The head of the UK's biggest supermarket has said business rates have played a "large part" in the demise of some retailers.
Tesco chief executive Dave Lewis suggested the current rates regime had created an "uneven playing field" that is putting traditional retailers at a punitive disadvantage.
With the tax costing the supermarket giant more than £700million a year, he said a balance needs to be struck between the digital and traditional worlds of retail.
He made the comments to the BBC as workers and shoppers reeled from the news that House of Fraser is planning to shut 31 outlets, putting 6,000 jobs at risk.
The closures, which account for more than half of the chain's 59-store estate across the UK, are the latest in a raft of similar measures taken by companies as they struggle with rising business rates, labour costs, competition from online rivals and a slowdown in consumer spending.
Labour has accused the Government of presiding over "high street annihilation", with failing to ensure a fair business rates system partly to blame.
Ms Lewis asked: "Are we allowing it to stay competitive, or are we by stealth lowering corporation tax and increasing business rates to a place which is creating an uneven playing field and forcing people to think about how it is they avoid that cost and find other routes to the market?"
He is the latest boss of Britain's so-called Big Four supermarkets to criticise the current rates system.
The chief executive of Sainsbury's, Mike Coupe, described it as "archaic" and called for "fundamental reforms" in comments made in 2017.
The chain, which announced in April that it was seeking to merge with Asda, was expecting to pay around £500million in rates last year.
Critics of rate revaluations introduced in 2017 say online retailers such as Amazon benefit as their out-of-town warehouses are worth less than high street property.
Traditional retailers were forced to stump up billions as their bills surged on the back of property value increases.
According to an estimate by rates specialist CVS, businesses in England and Wales are bracing themselves for a £1.2billion tax hike next year, while a large number of companies are being dragged to court for failing to keep up with climbing payments.
The Governor of the Bank of England, Mark Carney, weighed into the debate in May, saying it had become a "real issue" for retailers across the country.
As well as the bosses of what could soon be Britain's two largest supermarkets, a series of major retailers have warned of the impact rates are having.
Pizza Express has blamed business rates, rents and rising food prices for a fall in earnings last year, while the upmarket deli chain Carluccio's unveiled a restructuring plan, citing the tax among its reasons for doing so.

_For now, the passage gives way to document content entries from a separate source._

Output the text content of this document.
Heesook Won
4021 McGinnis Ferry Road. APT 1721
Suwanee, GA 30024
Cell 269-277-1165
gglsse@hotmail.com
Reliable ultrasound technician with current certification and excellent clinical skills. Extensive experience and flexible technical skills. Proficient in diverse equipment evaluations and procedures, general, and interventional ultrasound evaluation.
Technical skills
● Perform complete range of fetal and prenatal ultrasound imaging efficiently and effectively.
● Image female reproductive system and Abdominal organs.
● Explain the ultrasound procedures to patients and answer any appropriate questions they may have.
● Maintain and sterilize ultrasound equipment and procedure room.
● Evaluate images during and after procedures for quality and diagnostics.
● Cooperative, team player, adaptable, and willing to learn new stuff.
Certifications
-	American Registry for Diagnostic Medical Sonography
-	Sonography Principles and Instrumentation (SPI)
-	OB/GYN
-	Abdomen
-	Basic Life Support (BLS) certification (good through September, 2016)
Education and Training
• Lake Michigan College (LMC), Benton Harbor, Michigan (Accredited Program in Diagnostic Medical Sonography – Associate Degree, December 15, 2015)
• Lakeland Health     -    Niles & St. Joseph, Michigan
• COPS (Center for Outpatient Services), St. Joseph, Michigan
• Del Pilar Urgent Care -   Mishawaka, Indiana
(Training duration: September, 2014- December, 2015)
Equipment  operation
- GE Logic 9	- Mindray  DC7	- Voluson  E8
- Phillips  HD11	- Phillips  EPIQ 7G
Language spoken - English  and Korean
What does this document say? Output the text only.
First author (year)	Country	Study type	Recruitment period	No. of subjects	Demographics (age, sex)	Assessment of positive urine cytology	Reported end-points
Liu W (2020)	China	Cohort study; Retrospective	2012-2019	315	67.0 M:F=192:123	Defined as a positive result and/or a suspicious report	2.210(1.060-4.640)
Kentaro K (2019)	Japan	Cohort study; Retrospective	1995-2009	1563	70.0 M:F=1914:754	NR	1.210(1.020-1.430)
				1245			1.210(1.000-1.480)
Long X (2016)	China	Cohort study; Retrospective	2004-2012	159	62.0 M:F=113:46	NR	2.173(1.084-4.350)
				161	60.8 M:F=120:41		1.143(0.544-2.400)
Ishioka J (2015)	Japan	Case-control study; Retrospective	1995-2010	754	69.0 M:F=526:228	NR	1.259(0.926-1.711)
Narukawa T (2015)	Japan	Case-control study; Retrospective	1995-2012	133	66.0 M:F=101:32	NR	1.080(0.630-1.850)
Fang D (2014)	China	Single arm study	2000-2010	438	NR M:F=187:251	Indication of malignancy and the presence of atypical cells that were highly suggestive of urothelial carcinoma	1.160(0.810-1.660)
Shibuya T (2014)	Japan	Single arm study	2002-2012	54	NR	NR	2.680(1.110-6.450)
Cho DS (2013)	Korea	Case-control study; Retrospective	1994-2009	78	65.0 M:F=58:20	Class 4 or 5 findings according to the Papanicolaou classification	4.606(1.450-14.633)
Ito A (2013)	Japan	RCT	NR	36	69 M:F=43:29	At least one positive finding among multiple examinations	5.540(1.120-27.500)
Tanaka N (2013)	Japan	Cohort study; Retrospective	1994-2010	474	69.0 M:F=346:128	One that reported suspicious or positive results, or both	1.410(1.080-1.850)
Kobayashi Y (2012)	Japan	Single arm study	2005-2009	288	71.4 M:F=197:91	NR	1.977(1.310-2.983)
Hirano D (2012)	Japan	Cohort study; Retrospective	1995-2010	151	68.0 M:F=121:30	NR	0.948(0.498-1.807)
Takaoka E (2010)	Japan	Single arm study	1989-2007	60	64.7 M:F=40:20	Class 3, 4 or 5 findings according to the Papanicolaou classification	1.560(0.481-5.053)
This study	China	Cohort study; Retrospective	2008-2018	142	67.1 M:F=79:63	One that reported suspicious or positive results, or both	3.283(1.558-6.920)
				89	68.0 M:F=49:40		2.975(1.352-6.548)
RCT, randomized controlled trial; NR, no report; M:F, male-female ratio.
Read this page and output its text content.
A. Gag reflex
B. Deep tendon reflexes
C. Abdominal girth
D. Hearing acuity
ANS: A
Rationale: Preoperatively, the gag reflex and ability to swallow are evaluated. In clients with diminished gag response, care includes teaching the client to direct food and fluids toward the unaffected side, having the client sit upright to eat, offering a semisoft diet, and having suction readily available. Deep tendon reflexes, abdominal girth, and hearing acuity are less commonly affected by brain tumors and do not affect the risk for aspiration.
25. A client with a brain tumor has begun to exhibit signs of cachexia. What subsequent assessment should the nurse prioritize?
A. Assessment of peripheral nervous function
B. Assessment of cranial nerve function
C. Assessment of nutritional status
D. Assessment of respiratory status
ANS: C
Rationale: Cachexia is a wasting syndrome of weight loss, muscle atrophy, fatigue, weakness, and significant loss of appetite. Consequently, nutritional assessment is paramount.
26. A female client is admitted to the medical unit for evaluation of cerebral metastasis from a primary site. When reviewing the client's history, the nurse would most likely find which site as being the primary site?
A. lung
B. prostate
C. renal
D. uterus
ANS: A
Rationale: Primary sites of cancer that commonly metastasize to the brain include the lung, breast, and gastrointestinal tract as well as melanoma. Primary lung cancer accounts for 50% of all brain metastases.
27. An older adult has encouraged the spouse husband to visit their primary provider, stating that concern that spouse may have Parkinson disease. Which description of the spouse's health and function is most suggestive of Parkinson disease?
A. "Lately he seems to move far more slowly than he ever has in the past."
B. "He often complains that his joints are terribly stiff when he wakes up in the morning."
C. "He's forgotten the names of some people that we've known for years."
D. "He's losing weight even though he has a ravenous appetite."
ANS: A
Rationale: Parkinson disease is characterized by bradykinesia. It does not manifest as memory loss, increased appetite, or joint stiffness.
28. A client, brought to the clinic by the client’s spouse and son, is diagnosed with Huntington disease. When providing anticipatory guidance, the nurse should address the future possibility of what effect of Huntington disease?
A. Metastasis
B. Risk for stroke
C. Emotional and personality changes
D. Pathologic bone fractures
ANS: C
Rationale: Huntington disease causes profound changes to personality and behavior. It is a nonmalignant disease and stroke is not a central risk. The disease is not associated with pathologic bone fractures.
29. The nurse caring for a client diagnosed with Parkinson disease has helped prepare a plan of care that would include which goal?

On the eve of House of Fraser's announcement, Labour's shadow business secretary, Rebecca Long-Bailey accused the Government of presiding over a "recipe for complete high street annihilation".
She told the Commons retail firms were coming under increasing pressure and in the first three months of 2018, 21,000 jobs in the sector were at risk.
Business Secretary Greg Clark said the loss of stores was "by no means new in British retailing".
He cited now-defunct stores Woolworths and Toys R Us as "disruptors and insurgents" in their day.
"This is a story of constant change in the retail sector," Mr Clark said.